Maybe it’s the fact that the Colorado Avalanche have had the number of the Dallas Stars over the last few seasons, even as the Stars have improved on-ice and the Avalanche have not kept up at the same pace. Maybe it’s a throwback to some of the epic matchups between these two teams in the 90’s. Maybe these teams just really don’t like each other.

Whatever the reason, the Avalanche and Stars played in a fairly even game tonight punctuated by several post-whistle scrums, a fight, and a metric ton of obstruction penalties (and non-calls) against one another.

Give credit to the Avalanche, who managed to be more disciplined than the Stars on the balance. They forced a lot of Stars shots to the perimeter. Their penalty kill was decent, with goaltender Calvin Pickard able to easily see most shots on goal because of the lack of bodies in front of him. And, most importantly of all, the goal posts sided with Pickard and not the Stars shooters tonight.

First Period

The Stars seemed to outplay the Avalanche to start the game, but as the period wore on the Stars committed a few penalties and had the ice tilt in favor of the visiting team. Avalanche goaltender Calvin Pickard made some very good saves and has his posts to think that a hard Jason Spezza shot did not give the Stars the lead on the scoreboard.

As these things tend to go, the Stars may have been outplaying the Avalanche but they found themselves behind on the scoreboard about half way through the period. Kari Lehtonen got caught out of position a bit, played the shot a little too much, and couldn’t get across the crease fast enough to save the shot off of a cross-ice pass. While that’s not exactly the best kind of goal to give up, you have to wonder where his defense in front of him was to keep that pass from occurring to begin with. Defense is an all-team commitment, after all.

Second Period

The Stars continued their parade to the box, and provided their team plenty of opportunity to work on the penalty kill. Of significance was the 5-on-3 power play they killed off for nearly 1 ½ minutes early on in the period when Antoine Roussel interfered with Pickard and then Mattias Backman committed one of those fun obstruction penalties (in this case, hooking).

The penalty kill leading into tonight’s game was a pedestrian 71% or so, mostly thanks to one very bad game versus the St. Louis Blues that allowed three power play goals (ouch). For fun, we calculated the power play prior to tonight at 12.5%, which could also see some improvement before the season starts. (Please note, this is not including the one game that apparently did not occur according to NHL.com, which has literally no box score to speak of from Ontario, Canada.)

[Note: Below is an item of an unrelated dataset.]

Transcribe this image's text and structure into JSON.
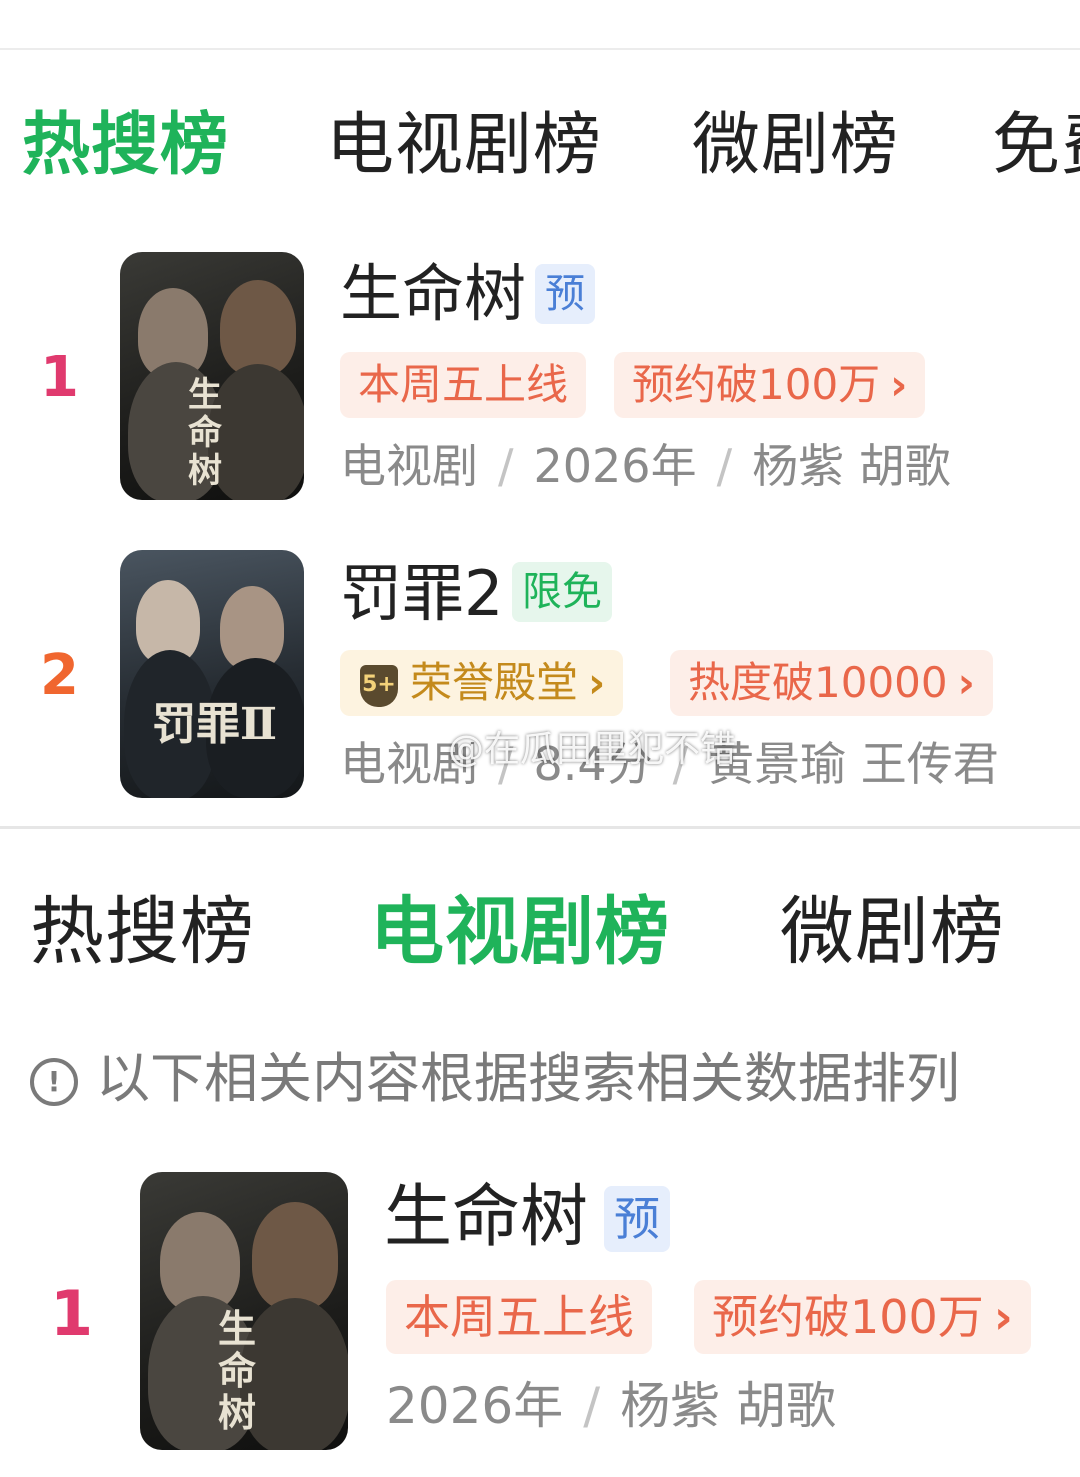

Goal post update: still siding with Pickard, as he gets their help on yet another couple of Stars shots.

Third Period

The theme of taking penalties continued, with some momentum killers at times like “less than two minutes in the game and you’re down by a goal still”. Surprisingly, even with the penalty trouble the Stars had tonight (they took around 10 of them in my unscientific estimation, including one fighting major) they still managed to end the game with the advantage in shots on goal at 28-20. Unfortunately, the Stars had no finish to the scoring chances they did register, and ended up shutout tonight.

*Honka had several good offensive looks. That side of his game looks NHL ready at times. But the defensive side might still need some work. Another season in the AHL would be good for his development, most likely.

*Backman, Esa Lindell, and Jamie Oleksiak had their moments throughout the game, but no one stood out from the others. Each made some good plays on the penalty kill and each had some issues with turnovers and general puck possession things at times.

*Cole Ully had several good offensive looks on between the faceoff circles tonight. It’s the first time I really noticed him stand out among the young prospects vying for those last roster spots.

*Lehtonen didn’t look bad tonight. If you put Lehtonen and Niemi next to one another with the body of their preseason work, I think Niemi has looked slightly better and I’d give him the season opening start if the decision was made today.